The only big difference is that he's part of a label, not a band. And he's not giving away the label's albums online just yet — though he would if he could.
"I'd love to make something like advertising-supported free downloads, but there's just no support for that yet," Reusch says. "It's tough to be a label our size — you kind of have to go with the flow of the industry."
As he sees it, smaller labels lack Wilco's clout and capital; they can't buck the system. Plus, Reusch says, the costs for a label to make music haven't gone down much since he and two friends — Mike Russo and Richard Robinett — started the label in the spring of 2003. (A fourth partner, Mark Harrison, came aboard about six months ago.)
Reusch is convinced that the traditional record label is quickly going the way of the record store and that the decline of one may be hastening the decline of the other.
"When people started downloading music, it's only natural that they'd start listening to more music than they could afford," Reusch says. "People can't afford their own tastes."
The concept presents a moral dilemma for Reusch. Though he's a big believer in the freedom and choice that downloads have given back to music fans, he's in the business of helping musicians. But sometimes help comes with a price tag.
"It's almost swung the other way. Bands don't think they need a label at all," he says. "That's like throwing the baby out with the bath water. By getting rid of the bad stuff, you're throwing out all the good things a label can give you, like promotions and marketing and distribution."
That left Reusch with a choice: Let the Internet win or build a label that provides a band with everything it can't get on its own or from a bigger company.
"The reason we started the label was to build a community," he says. "I saw a lot of local bands get signed to labels but not get a lot of the attention they needed or deserved. Getting your songs on MySpace or iTunes will only get you so far."
In the Record Machine's case, the idea of "community" is a pretty broad concept. Once the label signed a few bands, Reusch and his partners started meeting other bands throughout the Midwest that fit well into the label's mold, even though the bands weren't from KC.
"We originally started out trying to be a Kansas City label," he says. "But the more we did [the label thing], the more we signed bands outside of town."
Local groups the James Dean Trio (the label's first act), Namelessnumberheadman and Baby Birds Don't Drink Milk have all worked with the label.

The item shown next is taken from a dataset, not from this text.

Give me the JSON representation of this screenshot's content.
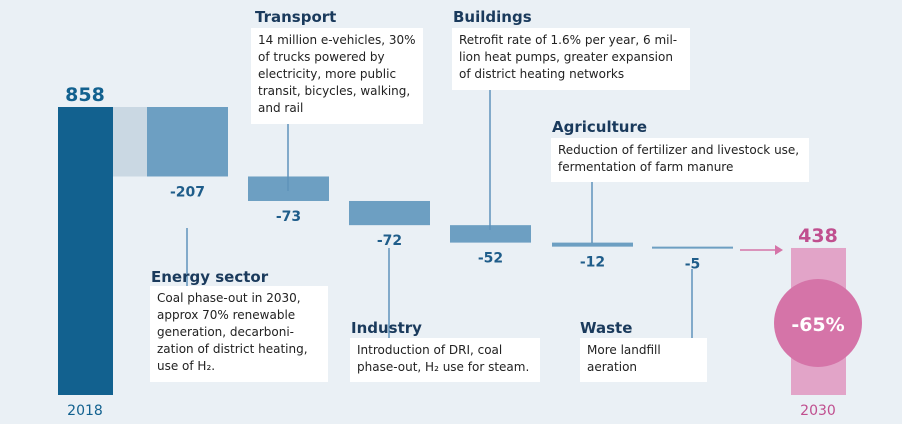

But Record Machine bands such as State Bird, Every Gentle Air, Cheyenne, Colonel Rhodes, and the Winston Jazz Routine (which releases its new album, Sospiri, in July) hail from Ohio, Oklahoma and Illinois.
The Record Machine bands' geographical diversity may have something to do with the fact that Reusch is the only label partner who hasn't left Kansas City. Several months ago, the other three relocated to New York City, forcing the business to operate long distance.
"Kansas City's finally becoming somewhere that's making a name for itself, musicwise," he says.
Besides, Reusch says, the reason he's in the music business has very little to do with making a hugely successful career for himself.
"I don't care about making a ton of money — it's about creating something," he says. "The first time I saw one of our CDs in its packaging, I was like, 'Wow, I did this.'"
So maybe he's not giving away the entire label's catalog for free. Maybe he loves holding the finished product in his hands too much. Or maybe it's because he needs to make enough money to help musicians do what they can't on their own.
In any case, it's a concept even Tweedy could get behind.